Benralizumab is administered by subcutaneous injection. The central and peripheral volume of distribution (Vd) of benralizumab was 3.1 L and 2.5 L, respectively, for a 70-kg individual. Benralizumab is a humanized IgG1 monoclonal antibody that is degraded by proteolytic enzymes widely distributed in the body and not restricted to hepatic tissue. Benralizumab exhibited linear pharmacokinetics and no evidence of target receptor-mediated clearance pathway in a population pharmacokinetic analysis. The estimated typical systemic clearance (CL) for benralizumab was 0.29 L/day for a subject weighing 70-kg. Following subcutaneous administration, the elimination half-life was approximately 15.5 days.
Affected cytochrome P450 (CYP450) isoenzymes and drug transporters: None
CYP450 enzymes, efflux pumps and protein-binding mechanisms are not involved in the clearance of benralizumab. There is no evidence of IL-5R alpha expression on hepatocytes and eosinophil depletion does not produce chronic systemic alterations of proinflammatory cytokines. An effect of benralizumab on the pharmacokinetics of co-administered medications is not expected. Based on the population analysis, commonly co-administered medications had no effect on benralizumab clearance in patients with asthma.

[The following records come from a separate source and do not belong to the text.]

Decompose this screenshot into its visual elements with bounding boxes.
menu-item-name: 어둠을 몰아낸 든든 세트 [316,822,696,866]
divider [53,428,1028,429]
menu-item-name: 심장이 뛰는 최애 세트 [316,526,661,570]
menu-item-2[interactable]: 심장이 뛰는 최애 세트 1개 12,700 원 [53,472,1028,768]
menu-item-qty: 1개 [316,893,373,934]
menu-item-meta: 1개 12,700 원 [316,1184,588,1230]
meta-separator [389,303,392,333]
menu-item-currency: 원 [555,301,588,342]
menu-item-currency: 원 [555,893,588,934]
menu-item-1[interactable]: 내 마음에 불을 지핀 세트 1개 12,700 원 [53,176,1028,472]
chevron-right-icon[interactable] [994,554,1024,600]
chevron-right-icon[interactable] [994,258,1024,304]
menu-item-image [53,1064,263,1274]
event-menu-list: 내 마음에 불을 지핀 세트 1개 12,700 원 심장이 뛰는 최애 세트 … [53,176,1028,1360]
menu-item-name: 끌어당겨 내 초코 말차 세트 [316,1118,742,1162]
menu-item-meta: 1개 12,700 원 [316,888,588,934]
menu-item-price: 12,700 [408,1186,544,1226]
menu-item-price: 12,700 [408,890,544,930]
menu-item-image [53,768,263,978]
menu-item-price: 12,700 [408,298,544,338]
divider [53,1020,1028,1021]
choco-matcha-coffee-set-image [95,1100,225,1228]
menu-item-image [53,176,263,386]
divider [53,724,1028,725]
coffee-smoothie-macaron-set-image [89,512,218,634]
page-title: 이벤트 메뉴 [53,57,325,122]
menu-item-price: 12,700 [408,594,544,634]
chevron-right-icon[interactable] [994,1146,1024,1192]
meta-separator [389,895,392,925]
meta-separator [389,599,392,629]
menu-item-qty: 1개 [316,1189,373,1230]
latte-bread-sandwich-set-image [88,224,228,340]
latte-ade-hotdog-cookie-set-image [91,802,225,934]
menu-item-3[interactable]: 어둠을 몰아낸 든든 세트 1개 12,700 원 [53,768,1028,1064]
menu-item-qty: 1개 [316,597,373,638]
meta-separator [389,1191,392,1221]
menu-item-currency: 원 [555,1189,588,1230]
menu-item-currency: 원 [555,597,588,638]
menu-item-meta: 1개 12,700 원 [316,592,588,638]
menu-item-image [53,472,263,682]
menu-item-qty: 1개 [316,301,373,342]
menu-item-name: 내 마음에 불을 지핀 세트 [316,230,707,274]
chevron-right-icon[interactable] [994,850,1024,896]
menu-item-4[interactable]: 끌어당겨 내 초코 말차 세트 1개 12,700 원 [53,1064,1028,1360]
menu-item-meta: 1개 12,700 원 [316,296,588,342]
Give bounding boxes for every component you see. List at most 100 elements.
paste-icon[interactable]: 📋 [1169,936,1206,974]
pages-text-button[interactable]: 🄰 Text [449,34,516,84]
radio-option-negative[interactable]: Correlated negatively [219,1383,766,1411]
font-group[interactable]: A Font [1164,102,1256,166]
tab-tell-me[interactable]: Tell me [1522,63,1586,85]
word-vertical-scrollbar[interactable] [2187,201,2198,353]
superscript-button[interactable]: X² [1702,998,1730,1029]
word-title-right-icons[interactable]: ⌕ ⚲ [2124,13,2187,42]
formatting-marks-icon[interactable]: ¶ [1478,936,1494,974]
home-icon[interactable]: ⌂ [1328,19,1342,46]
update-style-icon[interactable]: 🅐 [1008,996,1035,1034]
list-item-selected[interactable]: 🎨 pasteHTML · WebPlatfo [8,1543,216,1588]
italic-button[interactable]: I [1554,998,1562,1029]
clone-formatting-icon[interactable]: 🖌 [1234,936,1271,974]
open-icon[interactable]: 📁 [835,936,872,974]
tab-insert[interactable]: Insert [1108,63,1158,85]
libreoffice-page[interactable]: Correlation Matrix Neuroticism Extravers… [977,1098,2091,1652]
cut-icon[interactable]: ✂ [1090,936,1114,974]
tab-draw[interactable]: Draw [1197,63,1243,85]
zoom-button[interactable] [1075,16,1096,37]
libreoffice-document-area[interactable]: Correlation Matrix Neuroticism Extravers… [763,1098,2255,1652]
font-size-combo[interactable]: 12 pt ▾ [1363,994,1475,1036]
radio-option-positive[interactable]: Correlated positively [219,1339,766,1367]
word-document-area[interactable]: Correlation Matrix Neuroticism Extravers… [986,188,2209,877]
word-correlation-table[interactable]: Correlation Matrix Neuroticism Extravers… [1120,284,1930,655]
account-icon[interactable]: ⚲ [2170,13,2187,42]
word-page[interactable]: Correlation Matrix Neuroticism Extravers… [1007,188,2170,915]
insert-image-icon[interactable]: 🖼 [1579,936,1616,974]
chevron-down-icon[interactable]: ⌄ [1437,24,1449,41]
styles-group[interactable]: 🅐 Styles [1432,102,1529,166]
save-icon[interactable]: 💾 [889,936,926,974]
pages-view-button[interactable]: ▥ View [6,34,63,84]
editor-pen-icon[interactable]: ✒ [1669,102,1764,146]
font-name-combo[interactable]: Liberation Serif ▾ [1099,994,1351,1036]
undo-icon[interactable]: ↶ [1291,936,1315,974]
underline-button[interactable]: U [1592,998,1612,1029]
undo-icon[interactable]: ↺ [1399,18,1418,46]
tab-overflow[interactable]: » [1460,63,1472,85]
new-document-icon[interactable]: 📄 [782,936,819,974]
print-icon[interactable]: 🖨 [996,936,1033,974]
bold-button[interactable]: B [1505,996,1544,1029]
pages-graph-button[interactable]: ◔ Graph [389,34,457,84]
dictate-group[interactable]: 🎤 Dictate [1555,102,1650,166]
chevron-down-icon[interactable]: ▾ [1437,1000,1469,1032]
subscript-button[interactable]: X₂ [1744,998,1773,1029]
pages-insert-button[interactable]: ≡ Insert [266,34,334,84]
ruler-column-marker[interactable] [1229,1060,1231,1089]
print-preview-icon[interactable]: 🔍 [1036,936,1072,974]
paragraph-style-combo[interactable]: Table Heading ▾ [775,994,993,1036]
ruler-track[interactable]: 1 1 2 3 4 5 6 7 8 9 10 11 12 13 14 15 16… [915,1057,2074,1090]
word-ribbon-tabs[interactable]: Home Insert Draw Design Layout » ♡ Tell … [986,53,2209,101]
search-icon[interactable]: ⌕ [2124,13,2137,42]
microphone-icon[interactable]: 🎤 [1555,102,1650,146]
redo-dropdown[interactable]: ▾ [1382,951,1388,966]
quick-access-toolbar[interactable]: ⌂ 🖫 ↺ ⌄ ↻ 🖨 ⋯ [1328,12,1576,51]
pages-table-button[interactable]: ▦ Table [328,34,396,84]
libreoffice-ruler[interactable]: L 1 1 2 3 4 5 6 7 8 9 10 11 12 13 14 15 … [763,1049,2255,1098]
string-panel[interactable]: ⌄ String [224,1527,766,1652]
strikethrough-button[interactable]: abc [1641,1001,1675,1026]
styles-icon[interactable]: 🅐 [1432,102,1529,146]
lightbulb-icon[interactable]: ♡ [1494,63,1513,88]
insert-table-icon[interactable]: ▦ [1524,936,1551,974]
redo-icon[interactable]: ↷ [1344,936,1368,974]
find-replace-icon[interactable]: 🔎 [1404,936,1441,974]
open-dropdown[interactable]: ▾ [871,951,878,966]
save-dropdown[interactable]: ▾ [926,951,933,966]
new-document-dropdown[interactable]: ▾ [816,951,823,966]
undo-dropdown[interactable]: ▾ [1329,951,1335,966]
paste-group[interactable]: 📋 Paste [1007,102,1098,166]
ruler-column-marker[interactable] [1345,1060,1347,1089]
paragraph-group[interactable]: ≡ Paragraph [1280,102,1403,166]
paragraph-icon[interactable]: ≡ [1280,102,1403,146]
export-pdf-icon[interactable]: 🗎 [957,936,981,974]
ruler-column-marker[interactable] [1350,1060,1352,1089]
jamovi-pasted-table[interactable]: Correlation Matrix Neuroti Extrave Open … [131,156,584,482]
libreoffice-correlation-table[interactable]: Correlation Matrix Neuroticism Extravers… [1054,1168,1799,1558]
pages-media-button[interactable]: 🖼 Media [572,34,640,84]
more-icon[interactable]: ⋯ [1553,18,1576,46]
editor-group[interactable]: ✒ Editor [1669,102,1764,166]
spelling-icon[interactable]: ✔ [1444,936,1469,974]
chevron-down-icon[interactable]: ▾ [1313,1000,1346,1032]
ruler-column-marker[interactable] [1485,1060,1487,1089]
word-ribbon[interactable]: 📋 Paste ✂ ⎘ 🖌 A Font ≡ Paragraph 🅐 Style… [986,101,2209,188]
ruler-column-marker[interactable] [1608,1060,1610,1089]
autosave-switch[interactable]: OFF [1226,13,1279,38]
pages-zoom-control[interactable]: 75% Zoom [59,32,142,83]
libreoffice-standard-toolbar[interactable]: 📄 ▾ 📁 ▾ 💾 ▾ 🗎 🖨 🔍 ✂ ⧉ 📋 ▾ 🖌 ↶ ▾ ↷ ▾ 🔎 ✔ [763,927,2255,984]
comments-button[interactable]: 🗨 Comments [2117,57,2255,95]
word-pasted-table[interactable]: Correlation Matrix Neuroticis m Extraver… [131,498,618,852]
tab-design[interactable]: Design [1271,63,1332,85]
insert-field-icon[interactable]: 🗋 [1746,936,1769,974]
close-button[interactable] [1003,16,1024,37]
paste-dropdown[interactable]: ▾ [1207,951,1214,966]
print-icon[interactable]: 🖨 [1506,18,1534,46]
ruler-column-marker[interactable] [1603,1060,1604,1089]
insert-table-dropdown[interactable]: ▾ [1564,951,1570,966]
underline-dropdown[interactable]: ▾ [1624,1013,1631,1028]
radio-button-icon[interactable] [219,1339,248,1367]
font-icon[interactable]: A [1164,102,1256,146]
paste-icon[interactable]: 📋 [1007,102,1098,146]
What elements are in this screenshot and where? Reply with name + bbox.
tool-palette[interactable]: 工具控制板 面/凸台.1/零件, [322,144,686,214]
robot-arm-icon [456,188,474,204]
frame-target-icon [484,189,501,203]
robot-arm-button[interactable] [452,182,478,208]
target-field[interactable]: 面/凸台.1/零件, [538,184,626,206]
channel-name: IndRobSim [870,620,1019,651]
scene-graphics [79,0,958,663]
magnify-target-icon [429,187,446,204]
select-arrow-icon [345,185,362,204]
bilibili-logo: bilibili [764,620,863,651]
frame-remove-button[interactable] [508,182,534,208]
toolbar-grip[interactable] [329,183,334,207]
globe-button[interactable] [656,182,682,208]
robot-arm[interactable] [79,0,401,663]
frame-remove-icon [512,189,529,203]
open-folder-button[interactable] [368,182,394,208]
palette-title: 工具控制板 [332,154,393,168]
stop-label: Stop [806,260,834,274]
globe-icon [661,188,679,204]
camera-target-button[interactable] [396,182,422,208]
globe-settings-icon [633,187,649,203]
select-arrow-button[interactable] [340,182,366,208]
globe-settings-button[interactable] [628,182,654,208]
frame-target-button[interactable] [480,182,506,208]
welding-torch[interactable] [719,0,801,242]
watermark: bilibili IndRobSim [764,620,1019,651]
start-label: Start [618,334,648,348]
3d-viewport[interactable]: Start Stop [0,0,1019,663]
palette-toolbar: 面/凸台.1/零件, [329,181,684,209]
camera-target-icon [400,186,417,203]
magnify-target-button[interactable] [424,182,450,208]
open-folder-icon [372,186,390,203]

-Route-Specific Pharmacokinetics
Subcutaneous Route
Following subcutaneous administration of benralizumab to patients with asthma, the absorption half-life was approximately 3.5 days. In a pharmacokinetic analysis, the estimated absolute bioavailability was approximately 59% and there was no clinically relevant difference in relative bioavailability in the administration to the abdomen, thigh, or arm.
-Special Populations
Hepatic Impairment
Benralizumab is degraded by widely distributed proteolytic enzymes, not restricted to hepatic tissue. Changes in hepatic function are not expected to affect elimination; however, no clinical trials have been conducted to investigate the effect of hepatic impairment on benralizumab pharmacokinetics. Based on population pharmacokinetic analysis, baseline hepatic function biomarkers (ALT, AST, and bilirubin) had no clinically relevant effect on benralizumab clearance.
Renal Impairment
Benralizumab is not cleared renally. Based on population pharmacokinetic analyses, benralizumab clearance was comparable between patients with a creatinine clearance (CrCl) 30 to 80 mL/minute and those with normal renal function. There are limited data in patients with a CrCl less than 30 mL/minute.
Pediatrics
Pharmacokinetic data was collected in pediatric patients age 6 to 11 years using a subcutaneous dose of 10 mg (patients less than 35 kg) and 30 mg (patients 35 kg or more) administered every 4 weeks for the first 3 doses and then every 8 weeks. After 16 weeks, pediatric patients who received 10 mg (weighing less than 35 kg) had a trough concentration similar to that of adults and adolescents who received benralizumab 30 mg. Pediatric patients who received 30 mg (weighing 35 kg or more) had a median trough concentration 62% higher than those adults and adolescents receiving the same dose, due to lower body weight in pediatric patients.
Geriatric
There is no significant effect of age on benralizumab clearance.
Gender Differences
A population pharmacokinetics analysis indicated that there is no significant effect of gender on benralizumab clearance.
Ethnic Differences
A population pharmacokinetics analysis indicated that there is no significant effect of race on benralizumab clearance.